Mobilità elettrica: è essenziale il riciclo delle batterie

di Marco Cilione

Sistemi di riciclo di nuova concezione punteranno a recuperare la più alta quantità di risorse presenti nelle materie prime che derivano da batterie al litio esaurite

La sfida ambientale che ci aspetta nei prossimi anni parte dai mezzi di trasporto, pubblici e privati, destinati a essere sempre più elettrici, smart e condivisi. È l’inizio di una rivoluzione che fa perno sulla batteria a celle di litio (per ora), un oggetto relativamente piccolo, ma con un ciclo di vita molto complesso su cui influiscono direttamente diversi fattori, tra i quali quelli economici e geopolitici. L’andamento del mercato mondiale dei veicoli e la trasformazione green della mobilità che ne sta seguendo, incide dunque proprio sulla domanda di batterie al litio e sull’urgenza di migliorarne le capacità di riciclo e recupero. Infatti la domanda globale di batterie nel 2020 è stata di 282 Gwh e ci si aspetta che entro il 2030 questa cifra salga a 3.500 GWh.

ESSENZIALE IL RICICLO

Proprio per ridurre l’impiego di risorse naturali, il riciclo sarà dunque essenziale. I processi di riciclo di nuova concezione saranno flessibili e adattivi, al fine di soddisfare la domanda di riciclo di un’ampia varietà di rifiuti di batterie realizzate con diverse sostanze chimiche. Tali processi, almeno inizialmente utilizzeranno gli impianti di pirolisi esistenti ma evolveranno rapidamente verso l’impiego sistematico di tecnologie meno impattanti sotto il profilo ambientale (lisciviazione, electrowinning, scambio ionico, cristallizzazione). I sistemi di riciclo di nuova concezione punteranno a recuperare la più alta quantità di risorse  (metalli, grafite, composti fluorurati e polimeri) presenti nelle materie prime che derivano da batterie al litio esaurite; questi dovranno ottimizzare la purezza delle sostanze recuperate per soddisfare i requisiti industriali necessari alla loro integrazione nel ciclo della produzione di celle. Sarà, inoltre, molto importante attivare canali di riutilizzo, repurposing, e ricondizionamento di prodotti e componenti delle batterie, riducendo così gli impatti ambientali e massimizzando i benefici economici per i consumatori.

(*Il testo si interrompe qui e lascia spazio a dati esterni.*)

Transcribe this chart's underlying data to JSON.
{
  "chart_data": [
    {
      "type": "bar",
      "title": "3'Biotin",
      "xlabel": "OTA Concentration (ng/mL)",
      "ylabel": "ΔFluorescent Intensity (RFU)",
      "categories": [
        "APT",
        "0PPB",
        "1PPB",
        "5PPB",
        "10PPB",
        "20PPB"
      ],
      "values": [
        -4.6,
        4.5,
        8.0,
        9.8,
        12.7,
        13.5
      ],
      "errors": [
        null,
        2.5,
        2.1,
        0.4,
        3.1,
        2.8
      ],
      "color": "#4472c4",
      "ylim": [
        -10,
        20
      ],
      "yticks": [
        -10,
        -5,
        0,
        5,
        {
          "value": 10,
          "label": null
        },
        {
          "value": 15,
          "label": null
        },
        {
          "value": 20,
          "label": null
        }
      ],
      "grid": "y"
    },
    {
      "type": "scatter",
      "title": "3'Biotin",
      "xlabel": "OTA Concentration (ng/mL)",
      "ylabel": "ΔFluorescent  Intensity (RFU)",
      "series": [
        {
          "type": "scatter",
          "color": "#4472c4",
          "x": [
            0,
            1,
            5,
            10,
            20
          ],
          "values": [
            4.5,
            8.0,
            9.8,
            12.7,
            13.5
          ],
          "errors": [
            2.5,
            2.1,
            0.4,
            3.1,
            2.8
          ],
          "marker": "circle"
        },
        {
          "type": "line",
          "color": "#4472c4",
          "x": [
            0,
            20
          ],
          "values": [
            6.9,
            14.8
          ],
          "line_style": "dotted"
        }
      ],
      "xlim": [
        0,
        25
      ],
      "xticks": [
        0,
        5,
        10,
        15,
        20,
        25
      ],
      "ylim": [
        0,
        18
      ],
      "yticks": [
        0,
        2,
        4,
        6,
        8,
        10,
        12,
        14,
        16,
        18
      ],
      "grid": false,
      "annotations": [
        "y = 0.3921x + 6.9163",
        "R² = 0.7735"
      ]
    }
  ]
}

IL FUNZIONAMENTO DEL RICICLO

Ma, attualmente, come funziona il riciclo? A seconda del tipo di impianto, il viaggio di una batteria può prendere percorsi leggermente diversi, ma in generale ci sono tre grandi fasi: La prima è lo smontaggio della batteria. Dopo che le batterie agli ioni di litio sono state raccolte, la loro prima tappa è il reparto di smontaggio. Un team di operatori specializzati in lavori ad alta tensione prepara la batteria per il riciclo smontando il pacco batteria nei singoli componenti, ovvero moduli e celle, per le successive fasi di frantumazione meccanica. I componenti vengono messi in sicurezza per ridurre al minimo i rischi di reazioni durante il processo di riciclaggio. In questa fase “meccanica” c’è un recupero di ferro, rame, alluminio, nonché del separatore e dei materiali di rivestimento, ma è necessario un ulteriore fase mediante pirometallurgia e/o idrometallurgia. La seconda è il recupero dei materiali di valore. In questa fase vengono estratti i materiali preziosi dei componenti della batteria. Gli impianti di riciclo dei partner di raccolta nazionali di Reneos eseguono uno o entrambi questi trattamenti sui componenti della batteria: a) Pirometallurgia: l’impianto recupera metalli come nichel, cobalto e rame, liquefacendo i componenti della batteria ad alta temperatura. Litio e alluminio rimangono nei residui. Per recuperare il litio, sono necessarie ulteriori (costose) fasi di lavorazione. b) Idrometallurgia: l’impianto recupera metalli puri, utilizzando un processo con solventi chimici. I processi idrometallurgici includono lisciviazione, estrazione, cristallizzazione e precipitazione. La terza e ultima fase consiste nella purificazione dei materiali. I materiali prodotti dal processo pirometallurgico sono frazioni separate di ferro, alluminio o rame. Tuttavia, questi non escono nella forma pura al 100% necessaria per il riutilizzo. Ecco perché è necessario un ulteriore passaggio finale: la purificazione. In questa fase i materiali vengono trattati da fonderie specializzate, in grado di riportare gli elementi alla loro forma più pura.